The researchers showed photos from both rows to a group of young Caucasian adults in Canada and a group of young Asian adults in China. Almost all participants in both groups reported that none of their friends were from the other race.
Participants saw various pairs of photos – one original and one distorted – from each racial group and were asked to identify which of the two images was “normal.”
Both Caucasian and Asian participants were less able to detect the “normal” image of the other-race photo compared to the photo of their own race.
The second study provided converging evidence by measuring the extent to which participants agreed on the attractiveness of other-race faces.
“Because typical faces tend to be rated more attractive, this provides another measure of our knowledge of what typical faces from various groups look like,” says Mondloch.
Caucasian participants agreed more on the Caucasian faces they found attractive than on the Asian faces they rated as being attractive. Interestingly, Asian participants agreed equally on the attractiveness of both the Asian and Caucasian photos they rated.
The study suggests this might be because Chinese participants were more exposed to “attractive” Caucasians appearing in Western movies, music videos and other media compared to Caucasians’ limited access to Asian media.

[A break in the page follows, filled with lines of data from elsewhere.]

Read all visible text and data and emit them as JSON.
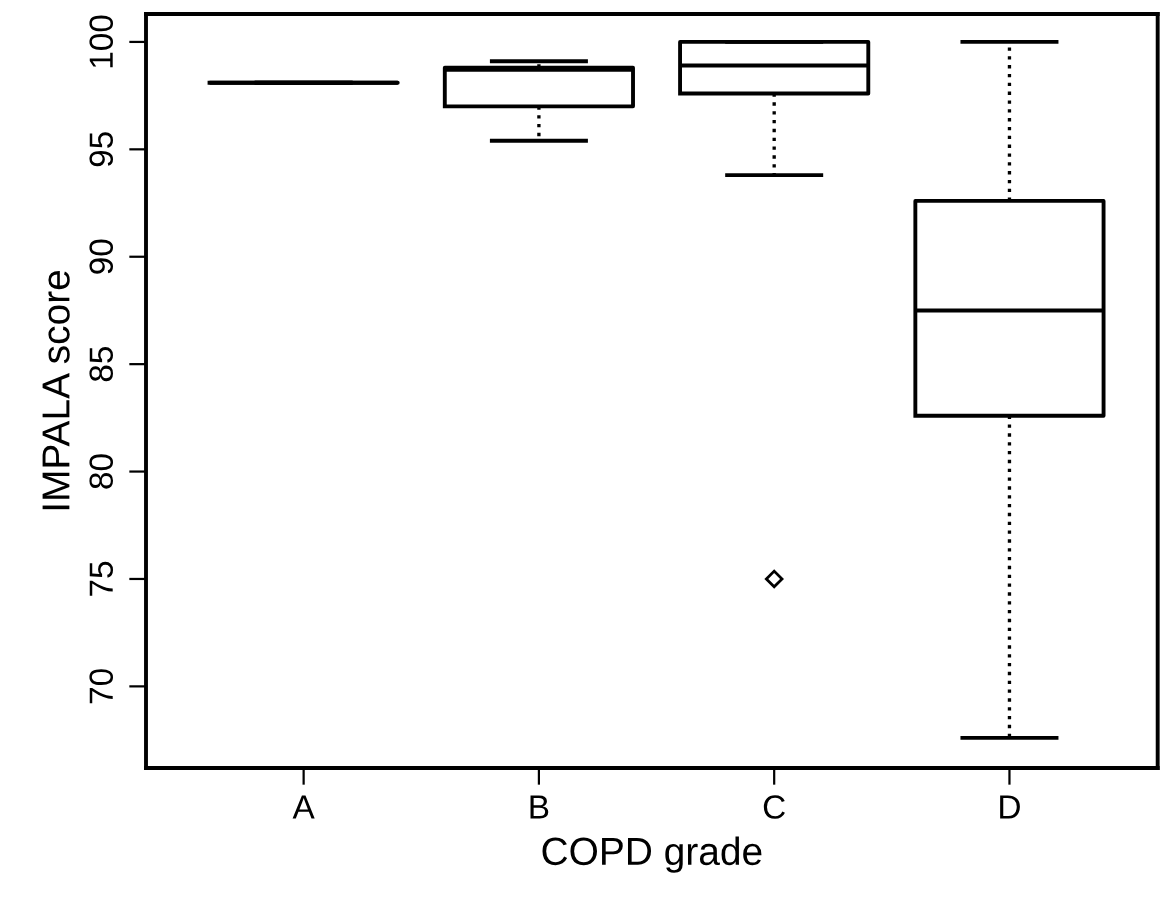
{
  "chart_data": {
    "type": "box",
    "xlabel": "COPD grade",
    "ylabel": "IMPALA score",
    "categories": [
      "A",
      "B",
      "C",
      "D"
    ],
    "boxes": [
      {
        "low": 98.1,
        "q1": 98.1,
        "median": 98.1,
        "q3": 98.1,
        "high": 98.1
      },
      {
        "low": 95.4,
        "q1": 97.0,
        "median": 98.7,
        "q3": 98.8,
        "high": 99.1
      },
      {
        "low": 93.8,
        "q1": 97.6,
        "median": 98.9,
        "q3": 100,
        "high": 100,
        "outliers": [
          75
        ]
      },
      {
        "low": 67.6,
        "q1": 82.6,
        "median": 87.5,
        "q3": 92.6,
        "high": 100
      }
    ],
    "color": "#000000",
    "ylim": [
      66.2,
      101.3
    ],
    "yticks": [
      70,
      75,
      80,
      85,
      90,
      95,
      100
    ],
    "grid": false,
    "line_style": "dotted",
    "marker": "diamond"
  }
}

In a final study, a group of young adults and a group of senior citizens living in independent housing in the Niagara Region were shown photos of young and old faces and were asked to rate their attractiveness. Like other-race faces, older faces are harder to recognize. The researchers wanted to know whether this also might reflect a lack of knowledge about what a typical older face looks like.
Both groups agreed more on which younger faces they found attractive compared to the older faces. The study notes that this is unusual, considering that older people presumably have more recent exposure to older faces than younger ones.
“We suspect that the continuous young adult face bias in older adults reflects the special influence of early experience in shaping perceptual expertise – experience that is dominated by young faces,” says the study.
The research has far-ranging implications for society. Zhou notes that kindergarten teachers, for safety reasons, need to be able to recognize parents or grandparents who pick up their children at school.
Border officials need to be able to match faces with picture ID, a task made more complicated by rising photo fraud, says Mondloch. And, eyewitnesses to crimes may have a more difficult time describing the distinguishing features of older or other-race crime suspects, she says.